After the death of Septimius Severus, his sons Caracalla and Geta were initially joint emperors. Caracalla had Geta assassinated in 212; Geta's memorials were destroyed and all images or mentions of him were removed from public buildings and monuments. Accordingly, Geta's image and inscriptions referring to him were removed from the arch.
Location: Arco di Settimio Street, Rome 00186
Visit Type: Open Access
Co-ordinates: 41.892792, 12.484766
Information correct as of 16/09/2020
The Arch stands close to the foot of the Capitoline Hill, and a little to the east, three Corinthian pillars which are the remains of the Temple of Jupiter Tonans. A flight of steps originally led to the central opening, as one still does to the Arch of Trajan at Ancona. By the 4th century, erosion had raised the level of the Forum so much that a roadway was put through the Arch for the first time. So much debris and silt eroded from the surrounding hills that the arch was embedded to the base of the columns. The damage wrought by wheeled medieval and early modern traffic can still be seen on the column bases, above the bas-reliefs of the socles.

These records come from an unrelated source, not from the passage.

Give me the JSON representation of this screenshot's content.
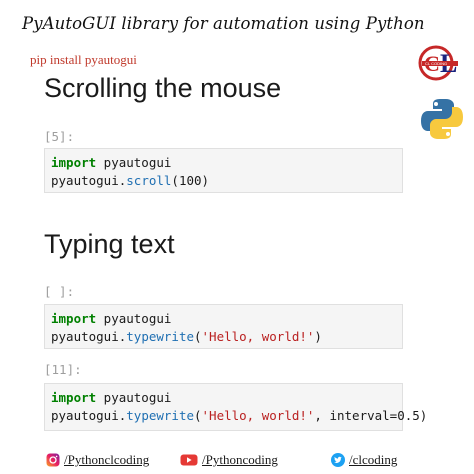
{
  "banner": {
    "title": "PyAutoGUI library for automation using Python"
  },
  "install_note": "pip install pyautogui",
  "logos": {
    "cl_text": "CL",
    "cl_subtext": "CL CODING"
  },
  "sections": [
    {
      "heading": "Scrolling the mouse"
    },
    {
      "heading": "Typing text"
    }
  ],
  "cells": [
    {
      "prompt": "[5]:",
      "line1_kw": "import",
      "line1_rest": " pyautogui",
      "line2_obj": "pyautogui.",
      "line2_fn": "scroll",
      "line2_args": "(100)"
    },
    {
      "prompt": "[ ]:",
      "line1_kw": "import",
      "line1_rest": " pyautogui",
      "line2_obj": "pyautogui.",
      "line2_fn": "typewrite",
      "line2_open": "(",
      "line2_str": "'Hello, world!'",
      "line2_close": ")"
    },
    {
      "prompt": "[11]:",
      "line1_kw": "import",
      "line1_rest": " pyautogui",
      "line2_obj": "pyautogui.",
      "line2_fn": "typewrite",
      "line2_open": "(",
      "line2_str": "'Hello, world!'",
      "line2_mid": ", interval=",
      "line2_num": "0.5",
      "line2_close": ")"
    }
  ],
  "footer": {
    "instagram": "/Pythonclcoding",
    "youtube": "/Pythoncoding",
    "twitter": "/clcoding"
  },
  "colors": {
    "keyword": "#008000",
    "function": "#1f6fb2",
    "string": "#ba2121",
    "install": "#c0392b",
    "cell_bg": "#f5f5f5"
  },
  "icons": [
    "instagram-icon",
    "youtube-icon",
    "twitter-icon",
    "clcoding-logo",
    "python-logo"
  ]
}
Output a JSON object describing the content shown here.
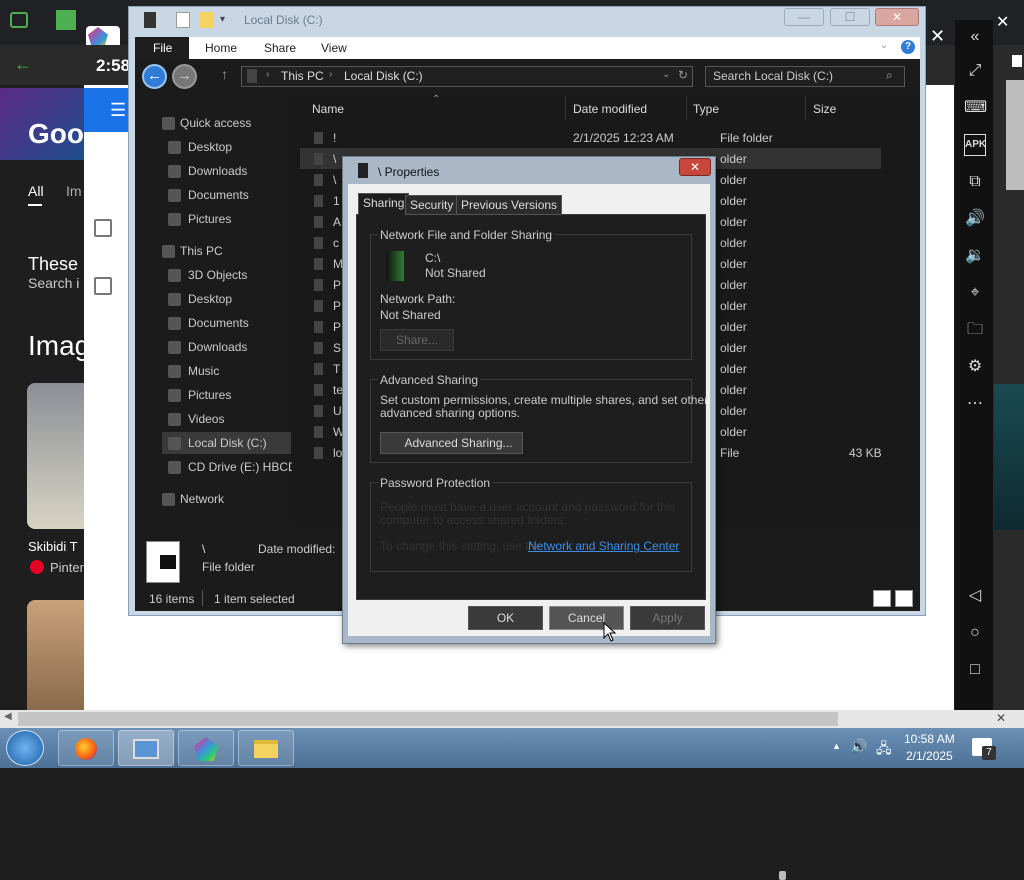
{
  "browser": {
    "time": "2:58",
    "all_tab": "All",
    "im_tab": "Im",
    "these": "These",
    "search_i": "Search i",
    "imag": "Imag",
    "skibidi": "Skibidi T",
    "pinterest": "Pinter"
  },
  "ribbon": {
    "file": "File",
    "home": "Home",
    "share": "Share",
    "view": "View"
  },
  "address": {
    "this_pc": "This PC",
    "local_disk": "Local Disk (C:)",
    "search_placeholder": "Search Local Disk (C:)"
  },
  "nav": [
    {
      "label": "Quick access",
      "indent": 0
    },
    {
      "label": "Desktop",
      "indent": 1
    },
    {
      "label": "Downloads",
      "indent": 1
    },
    {
      "label": "Documents",
      "indent": 1
    },
    {
      "label": "Pictures",
      "indent": 1
    },
    {
      "label": "This PC",
      "indent": 0
    },
    {
      "label": "3D Objects",
      "indent": 1
    },
    {
      "label": "Desktop",
      "indent": 1
    },
    {
      "label": "Documents",
      "indent": 1
    },
    {
      "label": "Downloads",
      "indent": 1
    },
    {
      "label": "Music",
      "indent": 1
    },
    {
      "label": "Pictures",
      "indent": 1
    },
    {
      "label": "Videos",
      "indent": 1
    },
    {
      "label": "Local Disk (C:)",
      "indent": 1,
      "selected": true
    },
    {
      "label": "CD Drive (E:) HBCD_",
      "indent": 1
    },
    {
      "label": "Network",
      "indent": 0
    }
  ],
  "columns": {
    "name": "Name",
    "date": "Date modified",
    "type": "Type",
    "size": "Size"
  },
  "files": [
    {
      "name": "!",
      "date": "2/1/2025 12:23 AM",
      "type": "File folder",
      "size": ""
    },
    {
      "name": "\\",
      "date": "",
      "type": "older",
      "size": ""
    },
    {
      "name": "\\",
      "date": "",
      "type": "older",
      "size": ""
    },
    {
      "name": "1",
      "date": "",
      "type": "older",
      "size": ""
    },
    {
      "name": "A",
      "date": "",
      "type": "older",
      "size": ""
    },
    {
      "name": "c",
      "date": "",
      "type": "older",
      "size": ""
    },
    {
      "name": "M",
      "date": "",
      "type": "older",
      "size": ""
    },
    {
      "name": "P",
      "date": "",
      "type": "older",
      "size": ""
    },
    {
      "name": "P",
      "date": "",
      "type": "older",
      "size": ""
    },
    {
      "name": "P",
      "date": "",
      "type": "older",
      "size": ""
    },
    {
      "name": "S",
      "date": "",
      "type": "older",
      "size": ""
    },
    {
      "name": "T",
      "date": "",
      "type": "older",
      "size": ""
    },
    {
      "name": "te",
      "date": "",
      "type": "older",
      "size": ""
    },
    {
      "name": "U",
      "date": "",
      "type": "older",
      "size": ""
    },
    {
      "name": "W",
      "date": "",
      "type": "older",
      "size": ""
    },
    {
      "name": "lo",
      "date": "",
      "type": "File",
      "size": "43 KB"
    }
  ],
  "details": {
    "name": "\\",
    "type": "File folder",
    "date_label": "Date modified:"
  },
  "status": {
    "count": "16 items",
    "selected": "1 item selected"
  },
  "dialog": {
    "title": "\\ Properties",
    "tabs": [
      "Sharing",
      "Security",
      "Previous Versions"
    ],
    "network_group": "Network File and Folder Sharing",
    "drive": "C:\\",
    "share_state": "Not Shared",
    "network_path_label": "Network Path:",
    "network_path_value": "Not Shared",
    "share_button": "Share...",
    "advanced_group": "Advanced Sharing",
    "advanced_desc_1": "Set custom permissions, create multiple shares, and set other",
    "advanced_desc_2": "advanced sharing options.",
    "advanced_button": "Advanced Sharing...",
    "password_group": "Password Protection",
    "password_desc_1": "People must have a user account and password for this",
    "password_desc_2": "computer to access shared folders.",
    "password_change": "To change this setting, use the",
    "password_link": "Network and Sharing Center",
    "ok": "OK",
    "cancel": "Cancel",
    "apply": "Apply"
  },
  "clock": {
    "time": "10:58 AM",
    "date": "2/1/2025"
  },
  "notification_count": "7"
}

During the Middle Ages repeated flooding of the low-lying Forum washed in so much additional sediment and debris that when Canaletto painted it in 1742, only the upper half of the Arch showed above ground. The well-preserved condition of the Arch owes a good deal to its having been incorporated into the structure of a Christian church, given 1199 by Pope Innocent III to the church of Ss. Sergio and Bacco. Half the Arch belonged to the Cimini family, who is also attributed for the preservation of the structure (Claustrum Cimini). The stronghold included a tower placed on top of the Arch itself. When the church was refounded elsewhere, the arch remained ecclesiastical property and was not demolished for other construction.